Enabling more efficient and cost-effective AI/ML systems with Collective Mind, virtualized MLOps, MLPerf, Collective Knowledge Playground and reproducible optimization tournaments

TL;DR

The paper addresses the challenge of designing and running AI/ML workloads efficiently across heterogeneous models, data, software, and hardware while protecting intellectual property. It proposes a virtualization-centric framework, Collective Mind (CM), with CM4MLOps, MLPerf-driven benchmarks, and the Collective Knowledge Playground to automate, standardize, and reproduce experiments via portable automation recipes (CM scripts) and artifact management. Key contributions include donating CM and CK to MLCommons, modularizing MLPerf benchmarks through CM4MLOps (cm4mlperf) and hosting the first large open challenge that yielded 12,217 MLPerf v3.1 inference results from 20+ companies, demonstrating scalable community collaboration and reproducibility. The approach aims to democratize AI research, reduce costs, and enable automatic software/hardware co-design across vendors, with future plans (e.g., CMX, CMX4MLOps) to further automate co-design and maintenance of portable automations across evolving platforms.

Abstract

This white paper introduces my educational community initiative to learn how to run AI, ML and other emerging workloads in the most efficient and cost-effective way across diverse models, data sets, software and hardware. This project leverages Collective Mind (CM), virtualized MLOps and DevOps (CM4MLOps), MLPerf benchmarks, and the Collective Knowledge playground (CK), which I have developed in collaboration with the community and MLCommons.
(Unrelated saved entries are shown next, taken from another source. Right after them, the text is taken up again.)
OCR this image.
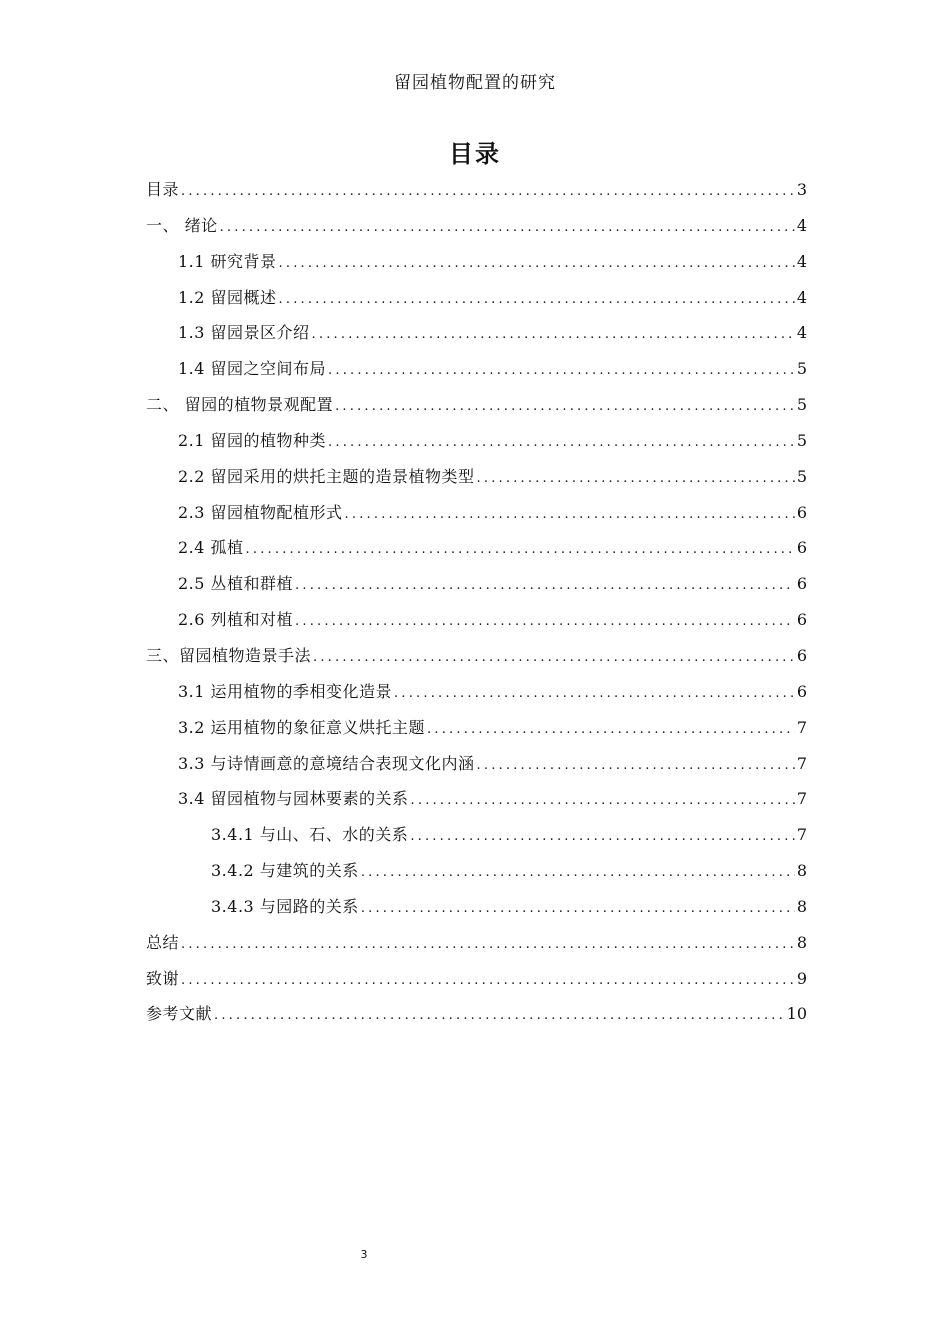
留园植物配置的研究
目录
目录 .....	3
一、 绪论 .....	4
1.1 研究背景 .....	4
1.2 留园概述 .....	4
1.3 留园景区介绍 .....	4
1.4 留园之空间布局 .....	5
二、 留园的植物景观配置 .....	5
2.1 留园的植物种类 .....	5
2.2 留园采用的烘托主题的造景植物类型 .....	5
2.3 留园植物配植形式 .....	6
2.4 孤植 .....	6
2.5 丛植和群植 .....	6
2.6 列植和对植 .....	6
三、留园植物造景手法 .....	6
3.1 运用植物的季相变化造景 .....	6
3.2 运用植物的象征意义烘托主题 .....	7
3.3 与诗情画意的意境结合表现文化内涵 .....	7
3.4 留园植物与园林要素的关系 .....	7
3.4.1 与山、石、水的关系 .....	7
3.4.2 与建筑的关系 .....	8
3.4.3 与园路的关系 .....	8
总结 .....	8
致谢 .....	9
参考文献 .....	10
3
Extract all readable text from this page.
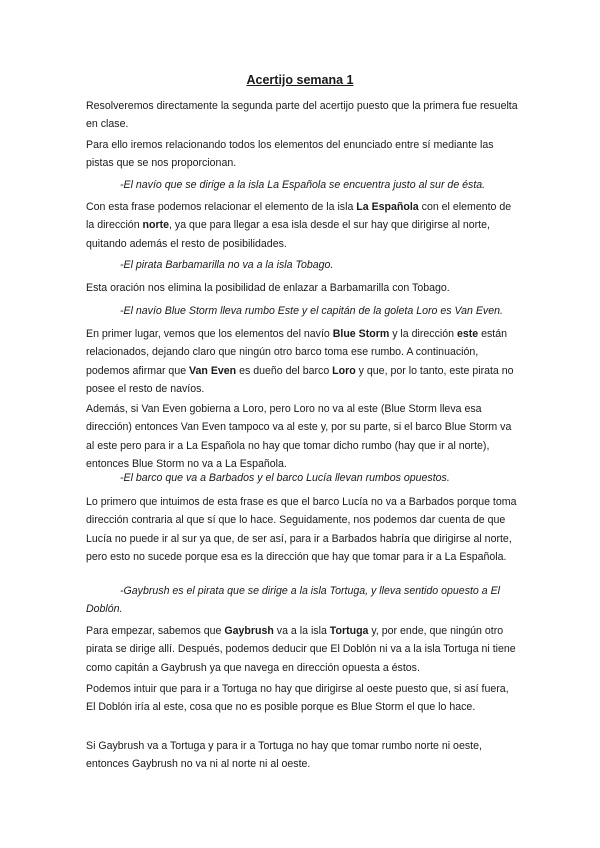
Acertijo semana 1

Resolveremos directamente la segunda parte del acertijo puesto que la primera fue resuelta en clase.

Para ello iremos relacionando todos los elementos del enunciado entre sí mediante las pistas que se nos proporcionan.

-El navío que se dirige a la isla La Española se encuentra justo al sur de ésta.

Con esta frase podemos relacionar el elemento de la isla La Española con el elemento de la dirección norte, ya que para llegar a esa isla desde el sur hay que dirigirse al norte, quitando además el resto de posibilidades.

-El pirata Barbamarilla no va a la isla Tobago.

Esta oración nos elimina la posibilidad de enlazar a Barbamarilla con Tobago.

-El navío Blue Storm lleva rumbo Este y el capitán de la goleta Loro es Van Even.

En primer lugar, vemos que los elementos del navío Blue Storm y la dirección este están relacionados, dejando claro que ningún otro barco toma ese rumbo. A continuación, podemos afirmar que Van Even es dueño del barco Loro y que, por lo tanto, este pirata no posee el resto de navíos.

Además, si Van Even gobierna a Loro, pero Loro no va al este (Blue Storm lleva esa dirección) entonces Van Even tampoco va al este y, por su parte, si el barco Blue Storm va al este pero para ir a La Española no hay que tomar dicho rumbo (hay que ir al norte), entonces Blue Storm no va a La Española.

-El barco que va a Barbados y el barco Lucía llevan rumbos opuestos.

Lo primero que intuimos de esta frase es que el barco Lucía no va a Barbados porque toma dirección contraria al que sí que lo hace. Seguidamente, nos podemos dar cuenta de que Lucía no puede ir al sur ya que, de ser así, para ir a Barbados habría que dirigirse al norte, pero esto no sucede porque esa es la dirección que hay que tomar para ir a La Española.

-Gaybrush es el pirata que se dirige a la isla Tortuga, y lleva sentido opuesto a El Doblón.

Para empezar, sabemos que Gaybrush va a la isla Tortuga y, por ende, que ningún otro pirata se dirige allí. Después, podemos deducir que El Doblón ni va a la isla Tortuga ni tiene como capitán a Gaybrush ya que navega en dirección opuesta a éstos.

Podemos intuir que para ir a Tortuga no hay que dirigirse al oeste puesto que, si así fuera, El Doblón iría al este, cosa que no es posible porque es Blue Storm el que lo hace.

Si Gaybrush va a Tortuga y para ir a Tortuga no hay que tomar rumbo norte ni oeste, entonces Gaybrush no va ni al norte ni al oeste.
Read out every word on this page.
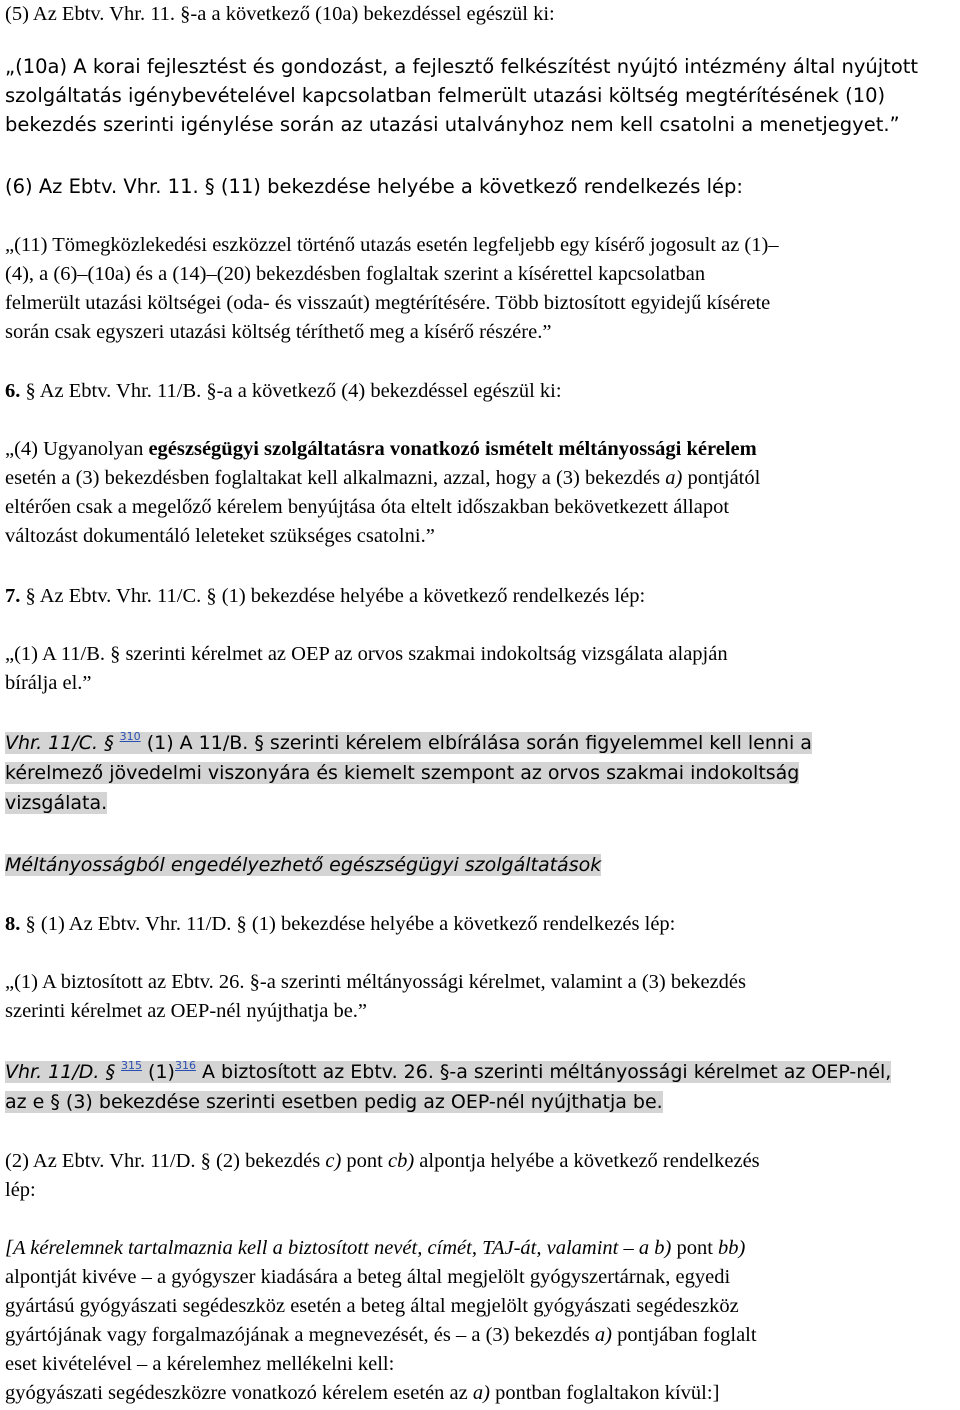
(5) Az Ebtv. Vhr. 11. §-a a következő (10a) bekezdéssel egészül ki:
„(10a) A korai fejlesztést és gondozást, a fejlesztő felkészítést nyújtó intézmény által nyújtott
szolgáltatás igénybevételével kapcsolatban felmerült utazási költség megtérítésének (10)
bekezdés szerinti igénylése során az utazási utalványhoz nem kell csatolni a menetjegyet.”
(6) Az Ebtv. Vhr. 11. § (11) bekezdése helyébe a következő rendelkezés lép:
„(11) Tömegközlekedési eszközzel történő utazás esetén legfeljebb egy kísérő jogosult az (1)–
(4), a (6)–(10a) és a (14)–(20) bekezdésben foglaltak szerint a kísérettel kapcsolatban
felmerült utazási költségei (oda- és visszaút) megtérítésére. Több biztosított egyidejű kísérete
során csak egyszeri utazási költség téríthető meg a kísérő részére.”
6. § Az Ebtv. Vhr. 11/B. §-a a következő (4) bekezdéssel egészül ki:
„(4) Ugyanolyan egészségügyi szolgáltatásra vonatkozó ismételt méltányossági kérelem
esetén a (3) bekezdésben foglaltakat kell alkalmazni, azzal, hogy a (3) bekezdés a) pontjától
eltérően csak a megelőző kérelem benyújtása óta eltelt időszakban bekövetkezett állapot
változást dokumentáló leleteket szükséges csatolni.”
7. § Az Ebtv. Vhr. 11/C. § (1) bekezdése helyébe a következő rendelkezés lép:
„(1) A 11/B. § szerinti kérelmet az OEP az orvos szakmai indokoltság vizsgálata alapján
bírálja el.”
Vhr. 11/C. § $^{310}$ (1) A 11/B. § szerinti kérelem elbírálása során figyelemmel kell lenni a
kérelmező jövedelmi viszonyára és kiemelt szempont az orvos szakmai indokoltság
vizsgálata.
Méltányosságból engedélyezhető egészségügyi szolgáltatások
8. § (1) Az Ebtv. Vhr. 11/D. § (1) bekezdése helyébe a következő rendelkezés lép:
„(1) A biztosított az Ebtv. 26. §-a szerinti méltányossági kérelmet, valamint a (3) bekezdés
szerinti kérelmet az OEP-nél nyújthatja be.”
Vhr. 11/D. § $^{315}$ (1)$^{316}$ A biztosított az Ebtv. 26. §-a szerinti méltányossági kérelmet az OEP-nél,
az e § (3) bekezdése szerinti esetben pedig az OEP-nél nyújthatja be.
(2) Az Ebtv. Vhr. 11/D. § (2) bekezdés c) pont cb) alpontja helyébe a következő rendelkezés
lép:
[A kérelemnek tartalmaznia kell a biztosított nevét, címét, TAJ-át, valamint – a b) pont bb)
alpontját kivéve – a gyógyszer kiadására a beteg által megjelölt gyógyszertárnak, egyedi
gyártású gyógyászati segédeszköz esetén a beteg által megjelölt gyógyászati segédeszköz
gyártójának vagy forgalmazójának a megnevezését, és – a (3) bekezdés a) pontjában foglalt
eset kivételével – a kérelemhez mellékelni kell:
gyógyászati segédeszközre vonatkozó kérelem esetén az a) pontban foglaltakon kívül:]
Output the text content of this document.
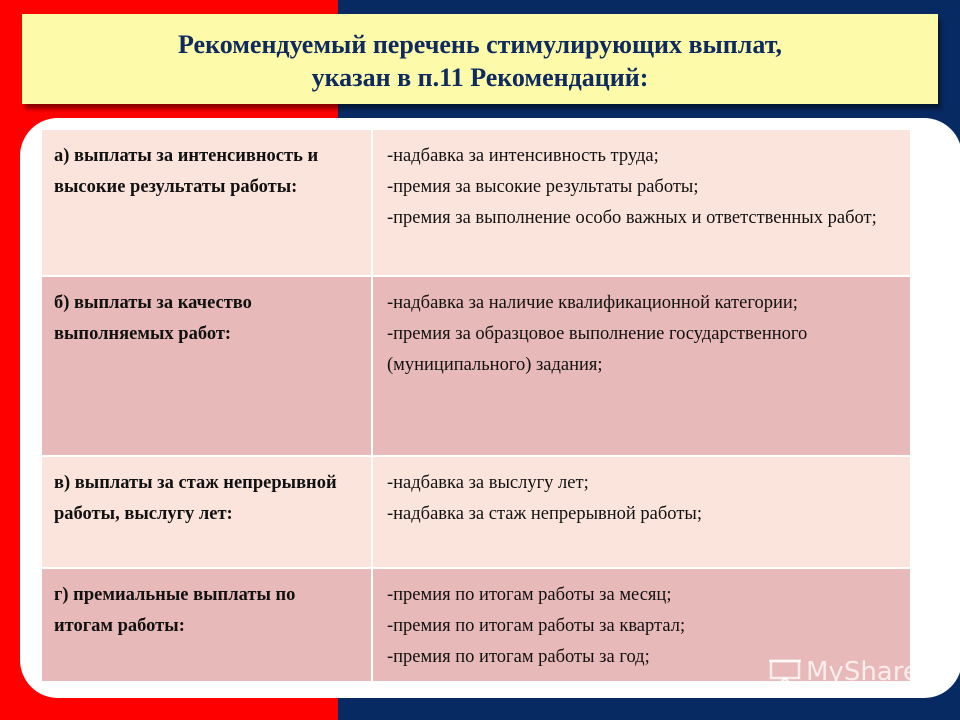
Рекомендуемый перечень стимулирующих выплат,
указан в п.11 Рекомендаций:
а) выплаты за интенсивность и высокие результаты работы:	-надбавка за интенсивность труда;
-премия за высокие результаты работы;
-премия за выполнение особо важных и ответственных работ;

б) выплаты за качество выполняемых работ:	-надбавка за наличие квалификационной категории;
-премия за образцовое выполнение государственного (муниципального) задания;

в) выплаты за стаж непрерывной работы, выслугу лет:	-надбавка за выслугу лет;
-надбавка за стаж непрерывной работы;

г) премиальные выплаты по итогам работы:	-премия по итогам работы за месяц;
-премия по итогам работы за квартал;
-премия по итогам работы за год;	MyShared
I created Collective Mind as a small and portable Python package with minimal dependencies, a unified CLI and Python API to help researchers and engineers automate repetitive, tedious, and time-consuming tasks. I also designed CM as a distributed framework, continuously enhanced by the community through the CM4* repositories, which function as the unified interface for organizing and managing various collections of automations and artifacts. For example, CM4MLOps repository includes many automations, also known as CM scripts, to streamline the process of building, running, benchmarking, and optimizing AI, ML, and other workflows across ever-evolving models, data, and systems. I donated CK, CM and CM4MLOps to MLCommons to foster collaboration between academia and industry to learn how to co-design more efficient and cost-effective AI systems while capturing and encoding knowledge within Collective Mind, protecting intellectual property, enabling portable skills, and accelerating the transition of the state-of-the-art research into production. My ultimate goal is to collaborate with the community to complete my two-decade journey toward creating self-optimizing software and hardware that can automatically learn how to run any workload in the most efficient and cost-effective manner based on user requirements and constraints such as cost, latency, throughput, accuracy, power consumption, size, and other critical factors.
Paper Structure (5 sections, 5 figures)

This paper contains 5 sections, 5 figures.

Figures (5)

  • Figure 1: The decentralized architecture of Collective Mind.
  • Figure 2: Many research projects implement the same "research actions" using diverse ad-hoc OS commands and Python scripts, sharing them along with loosely organized Git repositories, containers, and Jupyter notebooks to enable the community to reuse their projects and reproduce experiments doi:10.1098/rsta.2020.0211acm_techtalk_fursin_reproducibility_2022. This figure includes the MAD landscape (Machine Learning, AI, and Data) sourced from https://mad.firstmark.com.
  • Figure 3: The basic workflow of a CM script
  • Figure 4: The Collective Mind framework enables the creation of portable, technology-agnostic automation recipes (CM scripts). These scripts can be seamlessly reused across diverse research projects, dynamically adapting to varying operating systems, models, datasets, software, and hardware.
  • Figure 5: Collective Knowledge Playground: an educational community project to learn how to co-design more efficient and cost-effective software and hardware for AI, ML and other emerging workloads with the help of Collective Mind, virtualized MLOps, MLPerf and reproducible optimization challenges.